Verónica Musalem escribe y dirige Los Maromeros, una historia que nos habla de una escritora que atraviesa por una crisis existencial, en este relato podemos ver reflejada a Verónica en la protagonista. Nos toma de la mano y nos lleva hacia Oaxaca, su tierra natal; en la Sierra se encuentra con Los Maromeros, protagonistas del libro que aún no escribe. Su dramaturgia es una aproximación al realismo mágico; fusiona elementos sobrenaturales en apariencia reales.
Bajo su dirección la puesta en escena atrapa al espectador a partir de lo visual y sonoro; el movimiento escénico lo fusiona a los elementos creativos que componen el montaje. Desde la escritura de su texto, tenía claro por donde llevar el relato, cómo serían las escenas y donde parar a los actores. Con esta perspectiva Verónica no exigió actuaciones trágicas, su propósito es que el trabajo actoral conecté con los elementos oníricos y mágicos que construyen su dramaturgia. El resultado está bien logrado.
Las actuaciones son de Gabriela Núñez, Gastón Yanes, Aleyda Gallardo, Luis Ernesto Verdín, Ginés Cruz, Ana Corti y David Sicars. Núñez da vida a la protagonista, una escritora que vive la crisis de una mujer de mediana edad. Su actuación matiza los momentos difíciles que atraviesa la escritora, excelente desempeño. El resto del elenco (Alyda, Luis, Ginés, Gastón y David) se desdobla en dos o más personajes, magnífica labor. Ana Corti da vida a la joven misteriosa que acompaña a la protagonista por este viaje ficticio. Su trabajo es espléndido y nivelado.

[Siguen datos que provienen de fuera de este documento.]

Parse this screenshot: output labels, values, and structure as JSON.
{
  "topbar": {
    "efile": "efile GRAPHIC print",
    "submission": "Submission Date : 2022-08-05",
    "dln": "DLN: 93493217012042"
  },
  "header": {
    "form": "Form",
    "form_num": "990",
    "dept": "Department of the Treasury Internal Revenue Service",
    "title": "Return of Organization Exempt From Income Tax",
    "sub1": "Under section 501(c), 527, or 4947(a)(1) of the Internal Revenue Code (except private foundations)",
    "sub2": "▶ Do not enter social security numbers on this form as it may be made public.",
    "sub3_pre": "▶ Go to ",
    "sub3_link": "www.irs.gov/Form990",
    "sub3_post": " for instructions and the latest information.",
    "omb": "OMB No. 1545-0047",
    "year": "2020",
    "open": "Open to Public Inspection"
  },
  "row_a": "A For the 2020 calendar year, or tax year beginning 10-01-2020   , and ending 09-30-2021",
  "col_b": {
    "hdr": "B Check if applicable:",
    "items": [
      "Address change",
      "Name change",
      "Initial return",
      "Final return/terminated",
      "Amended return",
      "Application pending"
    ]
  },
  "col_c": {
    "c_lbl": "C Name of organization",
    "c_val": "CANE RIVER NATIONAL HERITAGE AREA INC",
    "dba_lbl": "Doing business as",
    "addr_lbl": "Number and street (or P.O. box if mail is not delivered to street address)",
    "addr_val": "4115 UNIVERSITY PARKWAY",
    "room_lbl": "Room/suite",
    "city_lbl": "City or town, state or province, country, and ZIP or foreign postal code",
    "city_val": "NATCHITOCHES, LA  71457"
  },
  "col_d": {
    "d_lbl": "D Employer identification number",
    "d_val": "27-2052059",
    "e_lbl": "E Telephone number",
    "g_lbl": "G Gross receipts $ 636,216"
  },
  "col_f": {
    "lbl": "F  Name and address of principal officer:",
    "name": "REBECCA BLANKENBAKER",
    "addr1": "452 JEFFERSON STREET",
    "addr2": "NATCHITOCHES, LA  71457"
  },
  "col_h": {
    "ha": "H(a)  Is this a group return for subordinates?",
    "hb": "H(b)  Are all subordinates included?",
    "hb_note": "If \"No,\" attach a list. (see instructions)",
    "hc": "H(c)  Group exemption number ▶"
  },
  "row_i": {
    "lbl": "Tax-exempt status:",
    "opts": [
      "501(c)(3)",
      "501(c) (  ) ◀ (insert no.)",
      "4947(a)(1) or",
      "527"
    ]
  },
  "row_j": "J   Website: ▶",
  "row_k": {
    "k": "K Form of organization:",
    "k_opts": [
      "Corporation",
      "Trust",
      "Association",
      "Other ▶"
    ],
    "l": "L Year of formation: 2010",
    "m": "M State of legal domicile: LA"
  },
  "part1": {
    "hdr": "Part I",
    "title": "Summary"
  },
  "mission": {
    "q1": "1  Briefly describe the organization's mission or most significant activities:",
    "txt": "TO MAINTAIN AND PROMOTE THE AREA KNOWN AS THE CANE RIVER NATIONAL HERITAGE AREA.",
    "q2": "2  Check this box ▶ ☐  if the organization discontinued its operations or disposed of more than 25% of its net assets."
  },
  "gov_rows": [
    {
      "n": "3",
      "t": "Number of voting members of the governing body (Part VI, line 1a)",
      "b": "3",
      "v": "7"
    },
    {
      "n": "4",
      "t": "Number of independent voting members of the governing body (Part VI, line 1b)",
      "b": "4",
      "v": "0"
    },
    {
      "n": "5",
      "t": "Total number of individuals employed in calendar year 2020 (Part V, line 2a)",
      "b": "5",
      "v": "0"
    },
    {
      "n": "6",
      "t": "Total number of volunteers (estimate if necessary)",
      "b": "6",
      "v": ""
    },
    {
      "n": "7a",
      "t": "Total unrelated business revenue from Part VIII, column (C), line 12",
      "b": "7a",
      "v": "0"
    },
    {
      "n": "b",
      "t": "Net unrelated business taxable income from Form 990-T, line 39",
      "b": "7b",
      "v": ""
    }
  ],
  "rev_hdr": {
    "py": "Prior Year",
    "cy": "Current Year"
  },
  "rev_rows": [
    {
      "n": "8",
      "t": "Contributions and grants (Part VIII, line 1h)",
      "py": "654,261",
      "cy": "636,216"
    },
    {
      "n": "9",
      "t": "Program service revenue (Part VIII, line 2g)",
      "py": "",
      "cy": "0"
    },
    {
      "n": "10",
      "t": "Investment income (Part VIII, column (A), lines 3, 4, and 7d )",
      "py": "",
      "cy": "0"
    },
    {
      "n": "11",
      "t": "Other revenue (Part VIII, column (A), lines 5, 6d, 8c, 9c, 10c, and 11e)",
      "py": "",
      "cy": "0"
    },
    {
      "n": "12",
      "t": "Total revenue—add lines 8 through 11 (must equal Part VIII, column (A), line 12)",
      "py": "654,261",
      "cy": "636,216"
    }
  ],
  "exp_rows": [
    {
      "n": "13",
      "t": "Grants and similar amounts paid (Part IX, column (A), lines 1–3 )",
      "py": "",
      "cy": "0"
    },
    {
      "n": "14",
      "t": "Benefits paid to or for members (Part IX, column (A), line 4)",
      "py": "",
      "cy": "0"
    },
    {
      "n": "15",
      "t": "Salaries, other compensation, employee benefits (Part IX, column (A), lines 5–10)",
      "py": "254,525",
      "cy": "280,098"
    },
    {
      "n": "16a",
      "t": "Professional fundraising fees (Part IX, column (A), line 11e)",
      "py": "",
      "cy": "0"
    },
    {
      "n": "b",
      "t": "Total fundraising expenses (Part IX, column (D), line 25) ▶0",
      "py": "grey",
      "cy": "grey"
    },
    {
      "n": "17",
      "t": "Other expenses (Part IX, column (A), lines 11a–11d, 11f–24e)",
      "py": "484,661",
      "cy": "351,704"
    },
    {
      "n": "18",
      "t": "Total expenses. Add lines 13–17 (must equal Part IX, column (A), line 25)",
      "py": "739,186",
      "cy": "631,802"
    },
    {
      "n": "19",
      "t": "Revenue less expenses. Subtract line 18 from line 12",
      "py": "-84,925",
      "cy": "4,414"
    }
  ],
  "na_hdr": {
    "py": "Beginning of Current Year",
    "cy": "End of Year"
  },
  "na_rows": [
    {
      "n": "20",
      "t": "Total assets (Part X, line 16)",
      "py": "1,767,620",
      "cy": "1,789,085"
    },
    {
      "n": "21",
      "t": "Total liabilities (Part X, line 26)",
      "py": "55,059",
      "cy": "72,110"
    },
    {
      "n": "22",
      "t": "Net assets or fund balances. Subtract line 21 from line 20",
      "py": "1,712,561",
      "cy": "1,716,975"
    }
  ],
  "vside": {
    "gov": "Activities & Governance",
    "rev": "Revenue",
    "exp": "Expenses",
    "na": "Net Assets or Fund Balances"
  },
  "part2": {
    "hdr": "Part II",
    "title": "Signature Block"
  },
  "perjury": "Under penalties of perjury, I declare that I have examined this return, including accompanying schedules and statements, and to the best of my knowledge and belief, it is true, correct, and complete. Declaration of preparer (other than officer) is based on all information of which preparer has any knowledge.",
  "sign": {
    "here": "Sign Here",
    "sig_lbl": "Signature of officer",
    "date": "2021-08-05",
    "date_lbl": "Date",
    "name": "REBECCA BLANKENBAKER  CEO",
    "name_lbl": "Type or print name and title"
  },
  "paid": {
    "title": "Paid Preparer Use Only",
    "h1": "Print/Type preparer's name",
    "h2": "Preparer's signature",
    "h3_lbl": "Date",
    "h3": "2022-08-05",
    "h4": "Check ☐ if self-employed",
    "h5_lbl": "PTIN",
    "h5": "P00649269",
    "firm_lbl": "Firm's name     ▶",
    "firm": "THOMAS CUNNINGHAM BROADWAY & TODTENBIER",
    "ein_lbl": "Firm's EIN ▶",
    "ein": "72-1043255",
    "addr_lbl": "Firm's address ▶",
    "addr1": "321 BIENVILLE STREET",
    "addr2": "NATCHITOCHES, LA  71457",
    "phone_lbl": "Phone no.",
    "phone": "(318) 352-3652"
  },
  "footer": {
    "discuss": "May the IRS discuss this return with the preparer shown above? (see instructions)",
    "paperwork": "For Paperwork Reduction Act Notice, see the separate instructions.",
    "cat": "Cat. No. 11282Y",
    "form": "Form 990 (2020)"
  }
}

Los Maromeros “nace en 2013 en medio de una profunda crisis personal y de una honestidad brutal, más allá de las causas personales, lo hice como una ficción sobre la revelación y el viaje iniciático de una mujer de mediana edad que cuestiona su entorno y que busca reinventarse…” expresa Musalem. La obra se inscribe en el realismo mágico con signos al existencialismo.
El espectador podrá presenciar un espectáculo bien producido y bien montado. Con elementos visuales y sonoros que llenarán sus sentidos. La historia lo transporta en una noche citadina y por la Sierra de Oaxaca, por las montañas de oro; con personajes ficticios de la cultura ancestral del Estado. El teatro es magia que en vivo que recorre y vive la experiencia junto al espectador. Aquí se cumple aquello que “en el teatro todo cabe…”
Equipo creativo: escenografía e iluminación, Alain Kerriou; vestuario, Edyta Rzewuska; movimiento escénico, Cinthia Patiño; música original y diseño sonoro, Alberto Santiago. Producción ejecutiva, Graciela Cázares.